Sportico's Scott Soshnick was first to report in July that Taylor put the franchise up for sale and retained The Raine Group to handle the deal. Sources told Soshnick that several parties have bid on the team.
Since then, according to the Tribune, other people interested in the team included former NBA player Arron Afflalo and Daniel E. Straus, a former minority owner of the Memphis Grizzlies. In August, Straus and Taylor had an agreement on negotiations but the agreement expired.
Taylor wants to sell the team to an owner willing to keep the T-Wolves in Minnesota long term. In December, he said that the COVID-19 pandemic slowed the process of selling the team.
"It's because of all the unknowns that are happening in basketball or any sports right now," Taylor told the Tribune.
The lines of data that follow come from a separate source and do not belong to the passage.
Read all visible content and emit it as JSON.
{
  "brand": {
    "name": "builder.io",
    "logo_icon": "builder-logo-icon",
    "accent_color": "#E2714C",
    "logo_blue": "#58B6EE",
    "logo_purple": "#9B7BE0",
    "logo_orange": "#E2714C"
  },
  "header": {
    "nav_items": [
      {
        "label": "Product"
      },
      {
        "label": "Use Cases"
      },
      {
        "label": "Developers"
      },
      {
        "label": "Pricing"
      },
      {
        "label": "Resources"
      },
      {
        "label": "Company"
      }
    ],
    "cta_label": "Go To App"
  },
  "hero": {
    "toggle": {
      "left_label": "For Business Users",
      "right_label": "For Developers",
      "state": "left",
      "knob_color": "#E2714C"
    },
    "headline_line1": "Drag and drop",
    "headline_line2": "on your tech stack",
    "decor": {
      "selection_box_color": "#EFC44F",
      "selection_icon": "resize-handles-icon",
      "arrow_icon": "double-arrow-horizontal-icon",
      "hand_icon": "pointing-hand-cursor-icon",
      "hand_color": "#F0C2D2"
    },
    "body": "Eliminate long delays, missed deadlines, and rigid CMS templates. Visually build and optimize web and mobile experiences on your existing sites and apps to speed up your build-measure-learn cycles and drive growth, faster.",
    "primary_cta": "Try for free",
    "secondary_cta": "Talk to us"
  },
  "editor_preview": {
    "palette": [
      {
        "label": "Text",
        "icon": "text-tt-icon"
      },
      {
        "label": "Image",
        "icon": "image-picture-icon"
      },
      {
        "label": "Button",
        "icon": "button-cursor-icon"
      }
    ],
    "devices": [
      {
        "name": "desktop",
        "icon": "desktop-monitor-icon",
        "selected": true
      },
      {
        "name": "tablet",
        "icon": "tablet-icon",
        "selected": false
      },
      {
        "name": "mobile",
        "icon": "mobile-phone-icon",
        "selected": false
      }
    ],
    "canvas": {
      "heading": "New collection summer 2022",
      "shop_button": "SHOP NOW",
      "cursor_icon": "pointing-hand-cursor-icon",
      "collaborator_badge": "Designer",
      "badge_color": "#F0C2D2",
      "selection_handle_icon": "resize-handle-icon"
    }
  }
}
Taylor, who purchased the franchise for $88 million in 1995, has a net worth around $3 billion. In February 2020, Forbes projected the Timberwolves' value at $1.38 billion, and Taylor reportedly sought $1.2 billion for the team.
Minnesota (7-29) sits at the bottom of the Western Conference. The Timberwolves have reached the playoffs just once in 15 years while recording two winning seasons during that time.